I have good friends who go to churches or are from religious traditions that eschew alcohol entirely.  Their traditions acknowledge that alcohol use can go very wrong, and they have chosen to be completely ‘dry.’  Anglicans have, apart from the temperance movements of the 19th century, largely been ok with alcohol consumption.  You have likely heard how King Henry VIII's divorce created a structural break from the Roman Catholic church, but you might not have known there was an already brooding shift happening that actually centered around a pub.  Some of the English Reformers - Thomas Cranmer, William Tyndale, Nicholas Ridley, and Hugh Latimer among others - are said to have gathered at the White Horse Inn in Cambridge to read the writings of German reformers like Martin Luther.  They had a deep desire to see the church renewed and brought back to more faithfulness to the scriptures.

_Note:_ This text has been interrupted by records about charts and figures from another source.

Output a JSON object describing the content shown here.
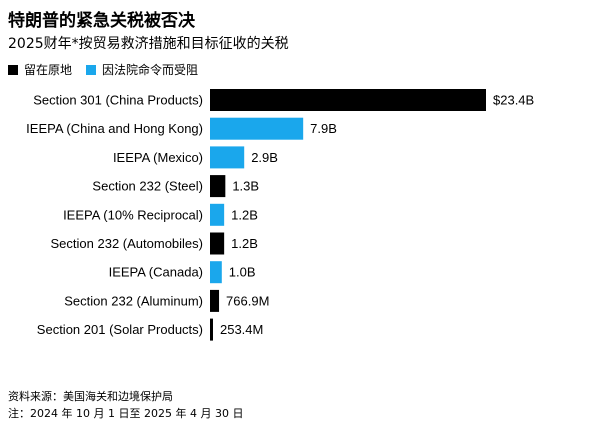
{
  "title": "特朗普的紧急关税被否决",
  "subtitle": "2025财年*按贸易救济措施和目标征收的关税",
  "legend": [
    {
      "label": "留在原地",
      "color": "#000000"
    },
    {
      "label": "因法院命令而受阻",
      "color": "#1aa7ec"
    }
  ],
  "chart_data": {
    "type": "bar",
    "orientation": "horizontal",
    "title": "特朗普的紧急关税被否决",
    "subtitle": "2025财年*按贸易救济措施和目标征收的关税",
    "categories": [
      "Section 301 (China Products)",
      "IEEPA (China and Hong Kong)",
      "IEEPA (Mexico)",
      "Section 232 (Steel)",
      "IEEPA (10% Reciprocal)",
      "Section 232 (Automobiles)",
      "IEEPA (Canada)",
      "Section 232 (Aluminum)",
      "Section 201 (Solar Products)"
    ],
    "values": [
      23.4,
      7.9,
      2.9,
      1.3,
      1.2,
      1.2,
      1.0,
      0.7669,
      0.2534
    ],
    "value_labels": [
      "$23.4B",
      "7.9B",
      "2.9B",
      "1.3B",
      "1.2B",
      "1.2B",
      "1.0B",
      "766.9M",
      "253.4M"
    ],
    "status": [
      "留在原地",
      "因法院命令而受阻",
      "因法院命令而受阻",
      "留在原地",
      "因法院命令而受阻",
      "留在原地",
      "因法院命令而受阻",
      "留在原地",
      "留在原地"
    ],
    "unit": "billion USD",
    "xlim": [
      0,
      23.4
    ],
    "grid": false,
    "legend_position": "top-left"
  },
  "footer": {
    "source": "资料来源：美国海关和边境保护局",
    "note": "注：2024 年 10 月 1 日至 2025 年 4 月 30 日"
  }
}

Anglicans have recognized for centuries that some of our best theology often happens in a pub.

And this, I suspect, is what you might relate to.

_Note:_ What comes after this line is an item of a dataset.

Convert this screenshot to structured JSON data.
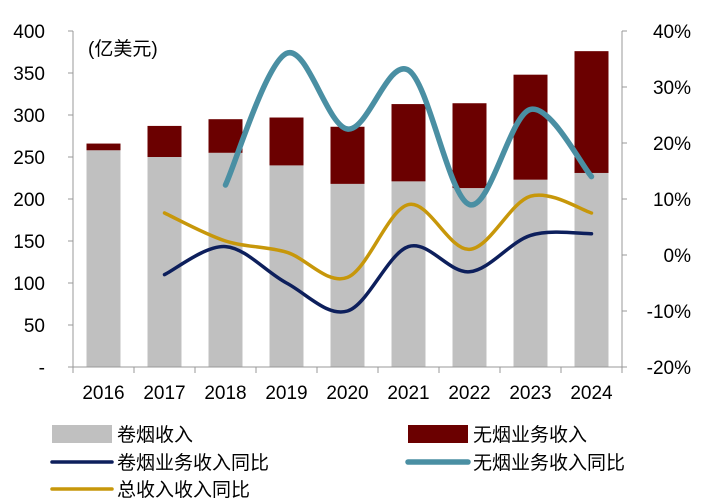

Friends gather at a pub over a beer, not to get drunk, but to talk and connect: to be together.  The way that alcohol loosens the tongue allows conversations and forthrightness that never happen elsewhere.  For better or worse, we associate alcohol with celebration, with life transitions, birthdays and anniversaries.  In my experience, people are never so open and willing to talk about God as when we are sitting over a pint in a nicely decorated pub-style context.  I have never lived in one, but I understand that in rural England, the small town has (or did have) two major centers: the church and the pub, and the pub often comes after Sunday church. I am not talking about bars, where we have associations with sleazy guys, black walls, cheap and tasteless liquor.  I am talking about the Public House – the gathering place of the town, the place where the local brewer dispenses his libations.  Public Houses were also the town Inn – a place of refuge and hospitality for the stranger.  I love the term “Public House” – it fits very will with my sense of what church needs to be.  Beer-wise, the craft beer movement is largely seeking to reproduce this rural-UK-European diversity of beers that are not just homogenous and corporately produced by Big Beer, but caringly and expertly made by local folk and bearing local distinctiveness.  The local pub draws us back to local living, community engagement, conversation, and joy.

A good beer is a joy – the fruit of the earth, of God’s Creation.

The community coming together over good beer and good food is very Anglican.

I suppose that Anglicans want to say that – “if it is good, it comes from God.”  Some even say that beer is proof that God loves us and wants us to be happy.  I might believe that.  There is goodness in all that God has given to us.  Vineyards are beautiful examples of abundance, and fermentation is really an astonishing process.  I love that the alcohol-making process involves interaction with a tiny incredible workhorse fungi we call Yeast - let alone the barley and the hops.  In some of the trappiest monasteries that make some of the best beers in the world (Trappists themselves offering us a central and prayerful Christian beer expression), they have cultivated yeast for years and years such that their yeast have become distinctive to Place – like “terroir” in the wine world.

Alcohol making is such a powerful process that we need to guard it from ill-use.  One of the ways we guard it is to make sure that consumption happens in healthy, supportive, and joy-filled communities.  St. Augustine’s is one such community.  And here a pub night seems right.  Let’s keep alcohol out of back-alleys, and lonely evenings, and put alcohol in its rightful place as part of our community celebrations and spiritual conversations.  Do join us!